こんにちは。東京都議会議員(大田区選出)のやながせ裕文です。

本日は、新しい任期が始まって初めての臨時議会が開催され、議長・副議長選挙のほか、オリンピック・パラリンピック特別委員会設置などが決定。

しかし、私たちが提案した「市場移転問題特別委員会」の設置は、都民ファーストの会、公明党、生活者ネットの反対により否決された。

都議選直前の6月20日に突如、小池知事から「築地は守る、豊洲を活かす」という基本方針が発表された。まさに狙いすましたかのように「議論する」隙を与えないタイミングでの発表だった。

過去の記事(小池知事は、W市場プランの説明を尽くせ!)でも書いたとおり、この「築地は守る、豊洲を活かす」が何を意味しているのか、誰もわからない状態が続いている。実務を担う都庁職員さえも「絵が見えない」状況なのだ。市場関係者の皆さんはずっと不安でいっぱいだ。

築地市場を売却することなく、どのように借金を返していくのか。築地にどのような市場機能をもたせようとしているのか。小池知事は常日頃から述べている通り、決断に至る検討プロセスとその根拠を「情報公開」するべきだ。

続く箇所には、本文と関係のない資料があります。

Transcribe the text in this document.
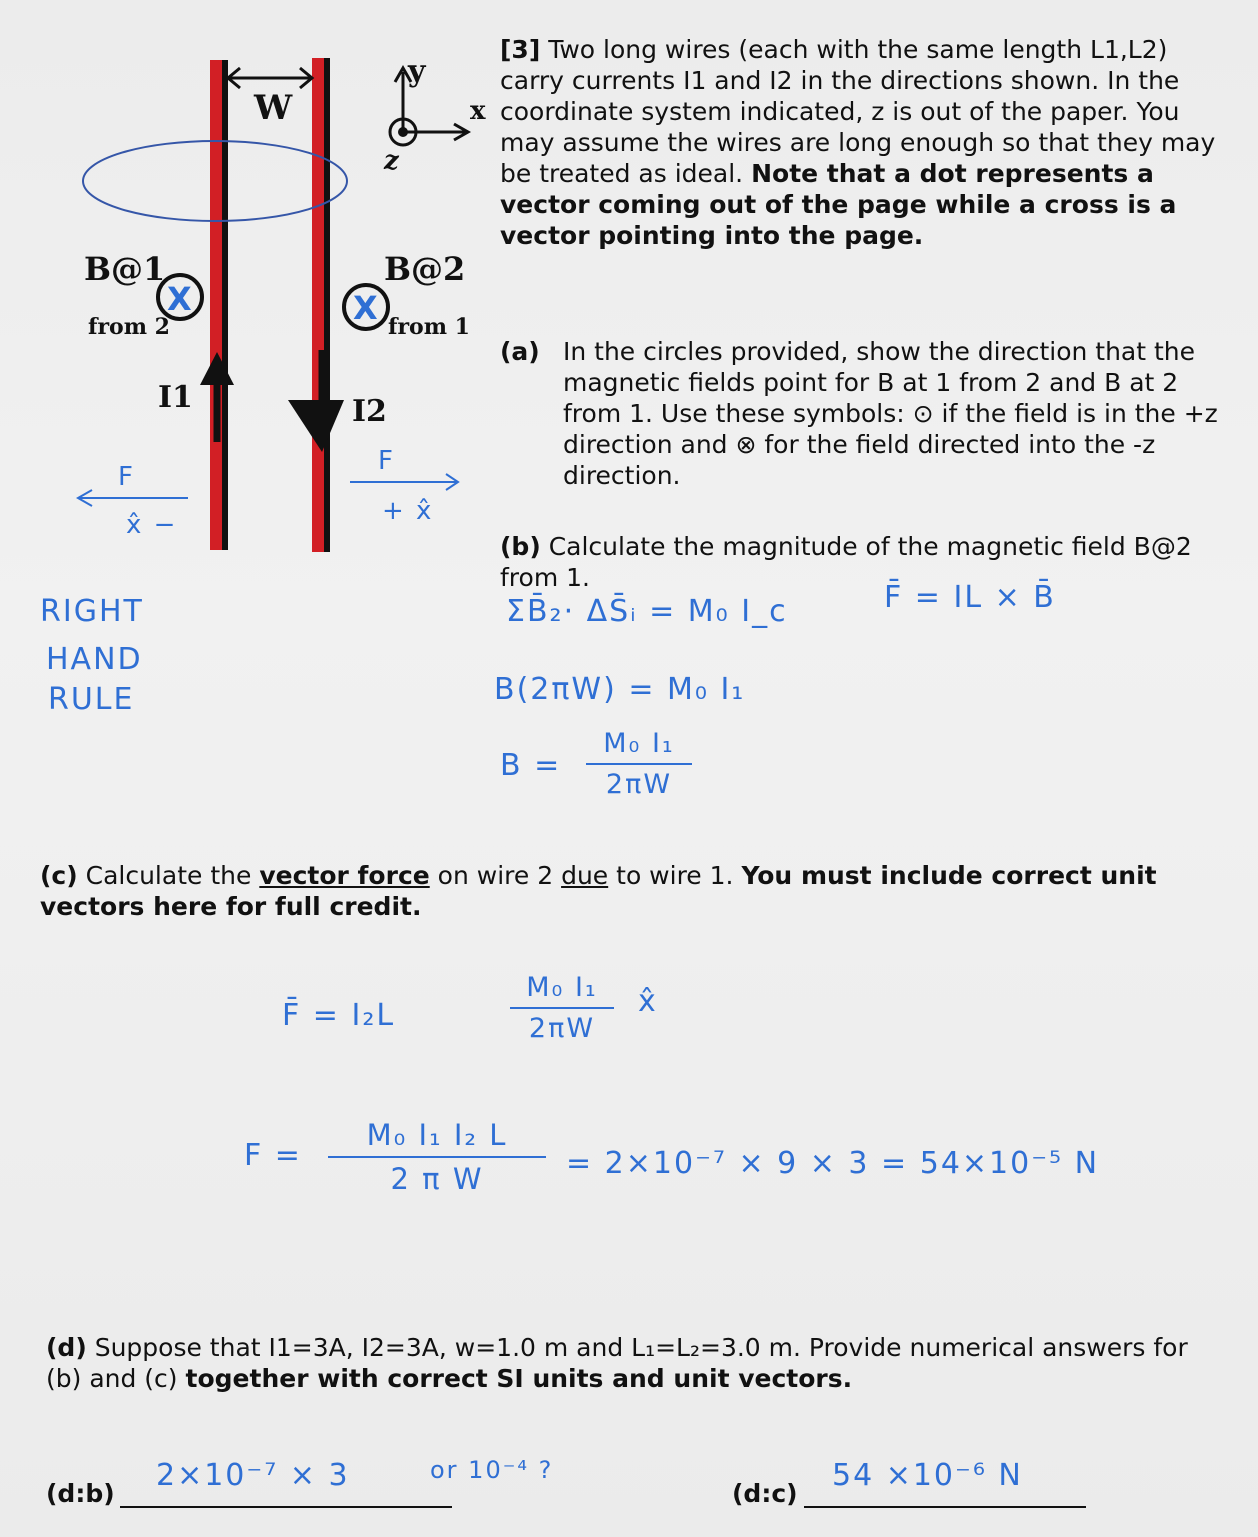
W
y
x
z
B@1
from 2
B@2
from 1
I1	I2
X	X
F
x̂ −
F
+ x̂
RIGHT
HAND
RULE
[3] Two long wires (each with the same length L1,L2) carry currents I1 and I2 in the directions shown. In the coordinate system indicated, z is out of the paper. You may assume the wires are long enough so that they may be treated as ideal. Note that a dot represents a vector coming out of the page while a cross is a vector pointing into the page.
(a) In the circles provided, show the direction that the magnetic fields point for B at 1 from 2 and B at 2 from 1. Use these symbols: ⊙ if the field is in the +z direction and ⊗ for the field directed into the -z direction.
(b) Calculate the magnitude of the magnetic field B@2 from 1.
ΣB̄₂· ΔS̄ᵢ = M₀ I_c	F̄ = IL × B̄
B(2πW) = M₀ I₁
B =
M₀ I₁
2πW
(c) Calculate the vector force on wire 2 due to wire 1. You must include correct unit vectors here for full credit.
F̄ = I₂L
M₀ I₁
2πW
x̂
F =
M₀ I₁ I₂ L
2 π W	= 2×10⁻⁷ × 9 × 3 = 54×10⁻⁵ N
(d) Suppose that I1=3A, I2=3A, w=1.0 m and L₁=L₂=3.0 m. Provide numerical answers for (b) and (c) together with correct SI units and unit vectors.
(d:b)
2×10⁻⁷ × 3	or 10⁻⁴ ?
(d:c)
54 ×10⁻⁶ N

このままでは小池知事の手法こそが「ブラックボックス」だという誹りを免れることはできないだろう。

また、都議会はこの「ブラックボックス」を解明し、小池知事のW市場プランが、都民の利益にかなったものかどうか、徹底して議論する責任がある。その議論の場こそが「市場移転問題特別委員会」なのだ。

「常任委員会で議論すればいい」というのが、反対の主な理由だが、これはこれまでの「議論させない」「隠蔽体質」だった都議会の常套句。常任委員会は、様々な案件を隠れ蓑として「議論させない」環境が作りやすい。スピード感もなければ、多岐に広がる市場問題を議論できないことは明らかだ。だから、これまで「特別委員会」を設置して議論してきたではないか。

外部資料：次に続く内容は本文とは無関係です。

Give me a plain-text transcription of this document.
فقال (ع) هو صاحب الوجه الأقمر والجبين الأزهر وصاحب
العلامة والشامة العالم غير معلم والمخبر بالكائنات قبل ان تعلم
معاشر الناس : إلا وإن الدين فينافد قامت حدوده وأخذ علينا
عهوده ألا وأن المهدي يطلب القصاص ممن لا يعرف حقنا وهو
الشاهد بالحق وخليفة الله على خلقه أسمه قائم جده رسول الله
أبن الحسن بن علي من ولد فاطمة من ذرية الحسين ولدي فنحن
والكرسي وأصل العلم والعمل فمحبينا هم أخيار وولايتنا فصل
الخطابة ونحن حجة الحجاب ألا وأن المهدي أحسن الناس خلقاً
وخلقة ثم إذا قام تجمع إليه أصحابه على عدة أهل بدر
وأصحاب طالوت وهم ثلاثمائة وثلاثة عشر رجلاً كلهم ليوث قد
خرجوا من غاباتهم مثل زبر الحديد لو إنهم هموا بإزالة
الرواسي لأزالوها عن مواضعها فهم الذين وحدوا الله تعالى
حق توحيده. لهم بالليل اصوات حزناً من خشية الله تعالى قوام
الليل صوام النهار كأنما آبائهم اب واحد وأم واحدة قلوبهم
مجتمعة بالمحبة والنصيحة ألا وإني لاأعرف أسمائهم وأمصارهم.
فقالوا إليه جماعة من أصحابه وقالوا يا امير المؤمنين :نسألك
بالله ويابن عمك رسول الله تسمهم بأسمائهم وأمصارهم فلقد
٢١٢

先の都議会議員選挙では、「情報公開」を改革の一丁目一番地と訴えた「都民ファーストの会」が大勝し、都議会第一党として議会運営をコントロールする重責を担うこととなった。

都民からの大きな「改革への期待」を背負った、その最初の議会で否決されたのが「市場問題特別委員会の設置」だ。これほど皮肉なことはない。

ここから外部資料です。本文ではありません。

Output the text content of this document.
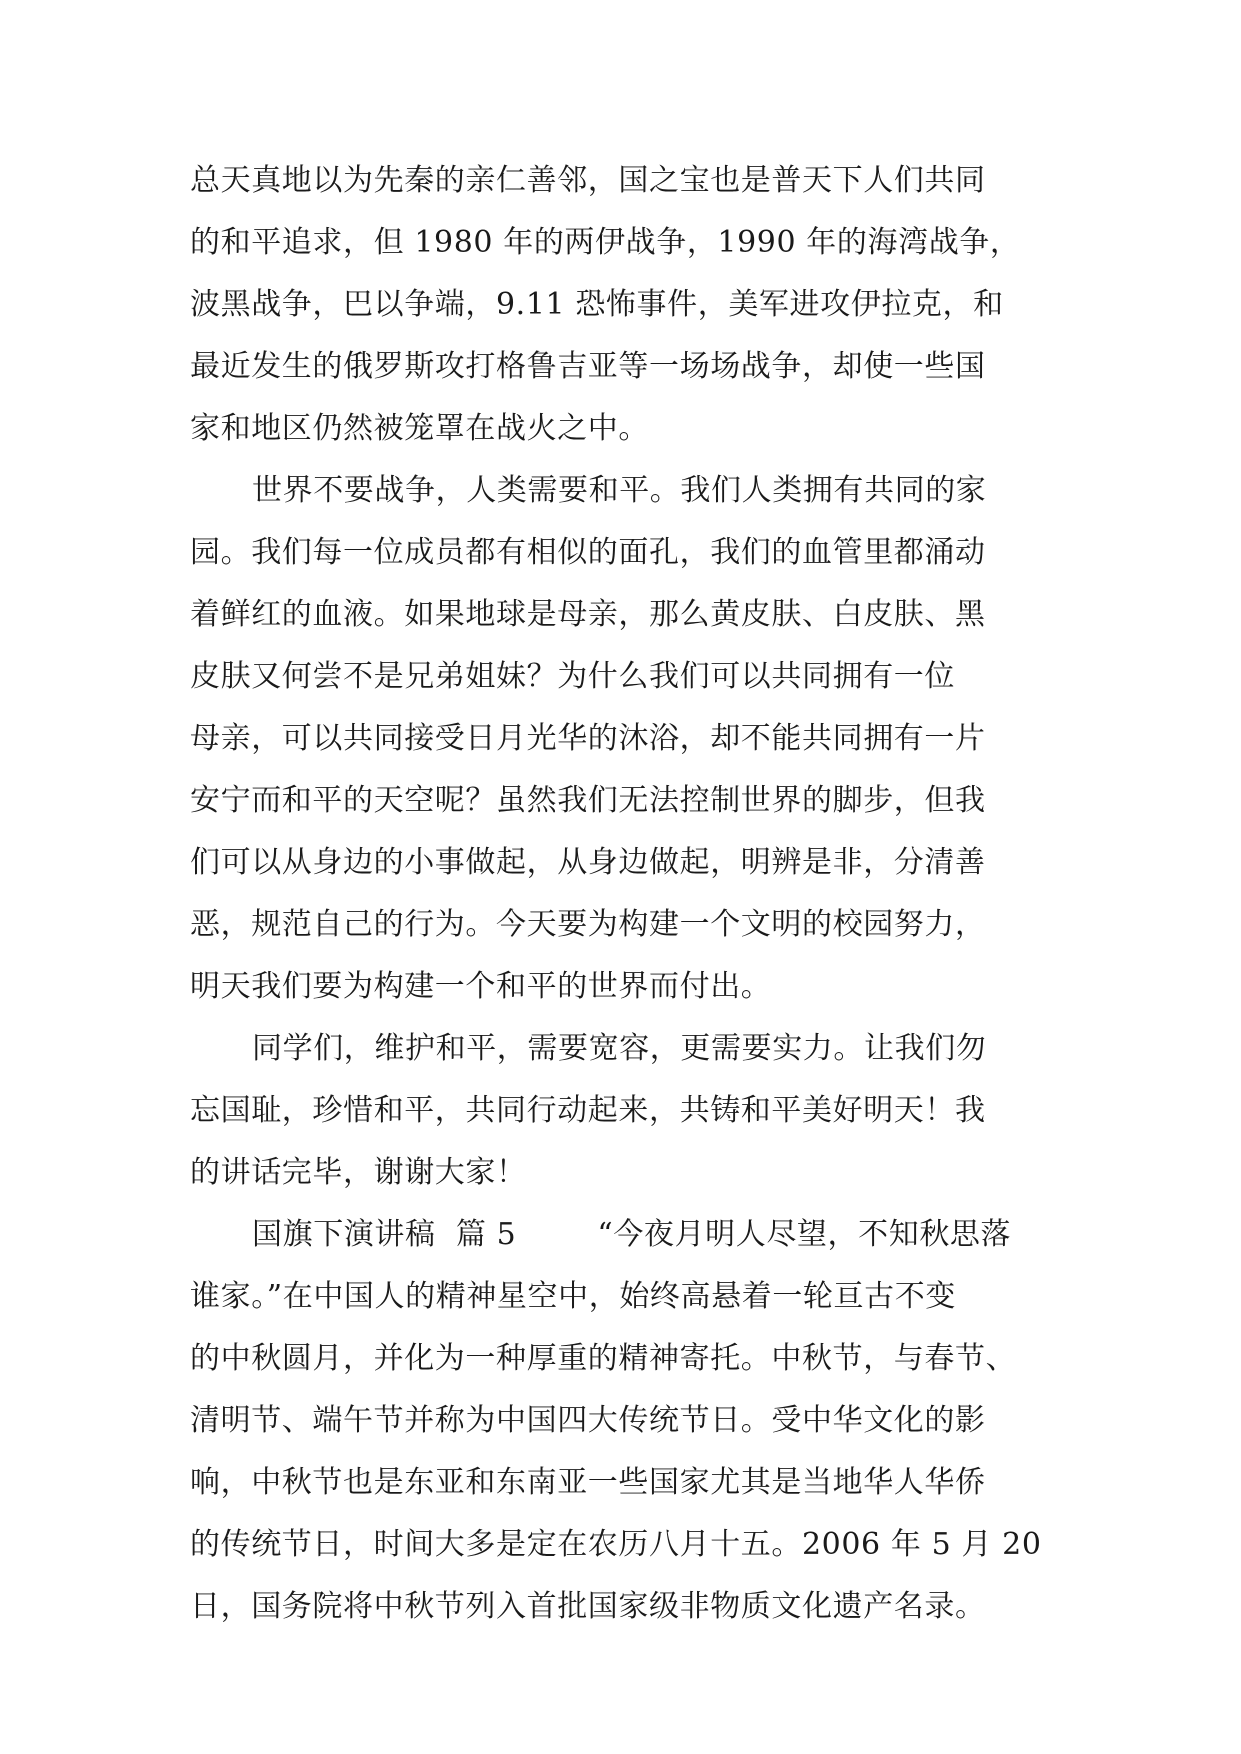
总天真地以为先秦的亲仁善邻，国之宝也是普天下人们共同
的和平追求，但 1980 年的两伊战争，1990 年的海湾战争，
波黑战争，巴以争端，9.11 恐怖事件，美军进攻伊拉克，和
最近发生的俄罗斯攻打格鲁吉亚等一场场战争，却使一些国
家和地区仍然被笼罩在战火之中。
世界不要战争，人类需要和平。我们人类拥有共同的家
园。我们每一位成员都有相似的面孔，我们的血管里都涌动
着鲜红的血液。如果地球是母亲，那么黄皮肤、白皮肤、黑
皮肤又何尝不是兄弟姐妹？为什么我们可以共同拥有一位
母亲，可以共同接受日月光华的沐浴，却不能共同拥有一片
安宁而和平的天空呢？虽然我们无法控制世界的脚步，但我
们可以从身边的小事做起，从身边做起，明辨是非，分清善
恶，规范自己的行为。今天要为构建一个文明的校园努力，
明天我们要为构建一个和平的世界而付出。
同学们，维护和平，需要宽容，更需要实力。让我们勿
忘国耻，珍惜和平，共同行动起来，共铸和平美好明天！我
的讲话完毕，谢谢大家！
国旗下演讲稿  篇 5        “今夜月明人尽望，不知秋思落
谁家。”在中国人的精神星空中，始终高悬着一轮亘古不变
的中秋圆月，并化为一种厚重的精神寄托。中秋节，与春节、
清明节、端午节并称为中国四大传统节日。受中华文化的影
响，中秋节也是东亚和东南亚一些国家尤其是当地华人华侨
的传统节日，时间大多是定在农历八月十五。2006 年 5 月 20
日，国务院将中秋节列入首批国家级非物质文化遗产名录。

四年間の任期の最初の議会で、情報を開く場が、「情報公開」を訴えて当選した圧倒的多数の議員によって消滅した。

くさいものにフタをする「隠蔽体質」の都議会に全力で逆進している。都民を守る都議会から、知事を守る都議会に。

今日は、都議会がチェック機能を果たせないことを証明した「都議会が死んだ日」となった。非力を悔やむが、これからも粘り強く訴えていきたい。